# Scrape the archive of Radiolab podcasts from wnyc
### RL_archive_bs4.ipynb

I've been a fan of Radiolab ever since I was a college freshman, when I was assigned to listen to ["Musical Language."](https://www.wnycstudios.org/podcasts/radiolab/episodes/91512-musical-language) It was my first introduction to the medium, and the thoughtfulness of this episode's composition really left a mark on me.

Radiolab has evolved a great deal over time, shifting from science and technology to more culture/politics. Moreover, older episodes continue to be trimmed from podcast apps, making it difficult and inconvenient to listen to my favorite old episodes.

I decided to build a quick scraper of the wnycstudios website to download the complete archive of Radiolab episodes, which I can then listen to via my Plex Pass app.

In [6]:
import pandas as pd
from bs4 import BeautifulSoup
from wget import download
from urllib.request import urlopen
import re
from time import sleep

## Let's get a working example using Beautiful Soup

In [40]:
library_path = '/Volumes/Elements/NVIDIA_SHIELD/PlexLibrary/Podcasts/radiolab/'

stump_url = 'https://www.wnycstudios.org'

base_url = 'https://www.wnycstudios.org/shows/radiolab/podcasts'
pages = range(1,100) # the archive is paginated. 100 should be enough to cover the history

In [11]:
html = urlopen(base_url).read()

In [13]:
bs = BeautifulSoup(html)

In [16]:
articles = bs.find_all('article')

In [21]:
url = articles[0].find('a')['href']

In [30]:
podcast_url = stump_url + url
podcast_html = BeautifulSoup(urlopen(podcast_url).read())

In [37]:
podcast_download_link = podcast_html.find('a', attrs= {'class': 'download-link'})['href']

In [41]:
download(podcast_download_link, library_path)

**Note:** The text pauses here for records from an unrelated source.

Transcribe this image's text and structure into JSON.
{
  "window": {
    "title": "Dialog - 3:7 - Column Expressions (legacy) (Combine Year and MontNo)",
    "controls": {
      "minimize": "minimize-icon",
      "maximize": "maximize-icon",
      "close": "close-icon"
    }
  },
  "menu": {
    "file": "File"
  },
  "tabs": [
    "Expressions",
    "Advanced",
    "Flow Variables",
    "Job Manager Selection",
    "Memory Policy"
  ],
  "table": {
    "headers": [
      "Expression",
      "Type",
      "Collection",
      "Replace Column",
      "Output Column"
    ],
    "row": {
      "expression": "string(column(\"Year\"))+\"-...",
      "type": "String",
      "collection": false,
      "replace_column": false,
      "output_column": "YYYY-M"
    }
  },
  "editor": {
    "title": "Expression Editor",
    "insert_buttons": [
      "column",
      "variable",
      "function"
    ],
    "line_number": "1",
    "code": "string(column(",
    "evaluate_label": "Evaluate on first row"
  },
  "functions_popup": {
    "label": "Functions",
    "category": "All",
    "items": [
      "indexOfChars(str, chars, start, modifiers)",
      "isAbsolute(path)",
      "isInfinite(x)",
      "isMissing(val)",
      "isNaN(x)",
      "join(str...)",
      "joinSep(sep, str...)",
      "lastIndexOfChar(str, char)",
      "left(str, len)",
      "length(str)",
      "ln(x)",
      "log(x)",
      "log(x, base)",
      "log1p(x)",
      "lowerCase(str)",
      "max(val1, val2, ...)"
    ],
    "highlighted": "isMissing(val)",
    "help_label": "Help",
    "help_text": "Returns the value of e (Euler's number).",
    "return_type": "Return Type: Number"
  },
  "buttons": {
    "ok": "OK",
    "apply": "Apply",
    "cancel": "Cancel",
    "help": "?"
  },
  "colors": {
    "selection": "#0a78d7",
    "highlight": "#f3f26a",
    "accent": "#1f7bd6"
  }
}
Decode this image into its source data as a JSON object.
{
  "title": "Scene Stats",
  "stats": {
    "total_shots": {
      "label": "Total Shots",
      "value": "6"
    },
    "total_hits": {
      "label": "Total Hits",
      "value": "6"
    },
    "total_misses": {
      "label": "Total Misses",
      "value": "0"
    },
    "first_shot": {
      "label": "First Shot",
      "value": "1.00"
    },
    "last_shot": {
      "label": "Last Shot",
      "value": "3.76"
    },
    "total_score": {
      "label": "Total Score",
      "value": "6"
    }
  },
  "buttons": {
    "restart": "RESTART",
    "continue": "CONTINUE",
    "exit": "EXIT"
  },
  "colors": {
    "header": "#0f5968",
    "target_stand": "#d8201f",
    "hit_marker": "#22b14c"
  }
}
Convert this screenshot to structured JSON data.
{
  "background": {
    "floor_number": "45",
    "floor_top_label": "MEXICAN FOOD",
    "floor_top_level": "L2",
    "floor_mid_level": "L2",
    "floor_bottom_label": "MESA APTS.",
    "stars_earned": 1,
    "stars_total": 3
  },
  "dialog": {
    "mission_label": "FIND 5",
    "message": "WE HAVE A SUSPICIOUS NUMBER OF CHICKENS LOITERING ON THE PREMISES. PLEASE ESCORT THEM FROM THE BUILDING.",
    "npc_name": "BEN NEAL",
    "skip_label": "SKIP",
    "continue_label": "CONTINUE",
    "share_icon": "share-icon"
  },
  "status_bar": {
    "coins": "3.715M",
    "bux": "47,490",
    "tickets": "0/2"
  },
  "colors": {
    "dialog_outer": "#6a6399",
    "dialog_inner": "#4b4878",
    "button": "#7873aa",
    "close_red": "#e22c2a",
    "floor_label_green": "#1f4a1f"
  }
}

'/Volumes/Elements/NVIDIA_SHIELD/PlexLibrary/Podcasts/radiolab//radiolab_podcast20graham.mp3'

## Seems to work. Time to generalize and scale to the entire archive

In [118]:
def download_podcast(podcast_url):
    podcast_html = BeautifulSoup(urlopen(podcast_url).read())
    podcast_download = podcast_html.find('a', attrs= {'class': 'download-link'})
    if podcast_download != None: # It's possible for an article to not be a downloadable episode
        if podcast_download.get('href') != None: # It is also possible for a page to erroneously omit a download link
            href = podcast_download['href']
            # In rare cases, the redirect url does not work, but the original url will.
            podcast_download_link = ['http' + x for x in re.split('http', href)][-1]            
            download(podcast_download_link, library_path)
    
def get_podcast_urls(page_no):
    url = base_url + '/' + str(page_no)
    bs = BeautifulSoup(urlopen(url).read())
    articles = bs.find_all('article')
    urls = [stump_url + article.find('a')['href'] for article in articles]
    return(urls)


In [132]:
pages = range(1,100)
for page_no in pages:
    podcast_urls = get_podcast_urls(page_no)
    if len(podcast_urls) > 0:
        for p in podcast_urls:
            sleep(15)
            print(p)
            download_podcast(p)
        sleep(60*3)
    else:
        print('No more pages after ' + str(page_no))
        break

https://www.wnycstudios.org/podcasts/radiolab/episodes/91508-morality
https://www.wnycstudios.org/podcasts/radiolab/episodes/91504-beyond-time
https://www.wnycstudios.org/podcasts/radiolab/episodes/91562-mortality
https://www.wnycstudios.org/podcasts/radiolab/episodes/91569-memory-and-forgetting
https://www.wnycstudios.org/podcasts/radiolab/episodes/91552-zoos
https://www.wnycstudios.org/podcasts/radiolab/episodes/91584-time
https://www.wnycstudios.org/podcasts/radiolab/episodes/91528-sleep
https://www.wnycstudios.org/podcasts/radiolab/episodes/91539-placebo
https://www.wnycstudios.org/podcasts/radiolab/episodes/91496-who-am-i
https://www.wnycstudios.org/podcasts/radiolab/episodes/91580-stress
https://www.wnycstudios.org/podcasts/radiolab/episodes/91524-where-am-i
No more pages after 44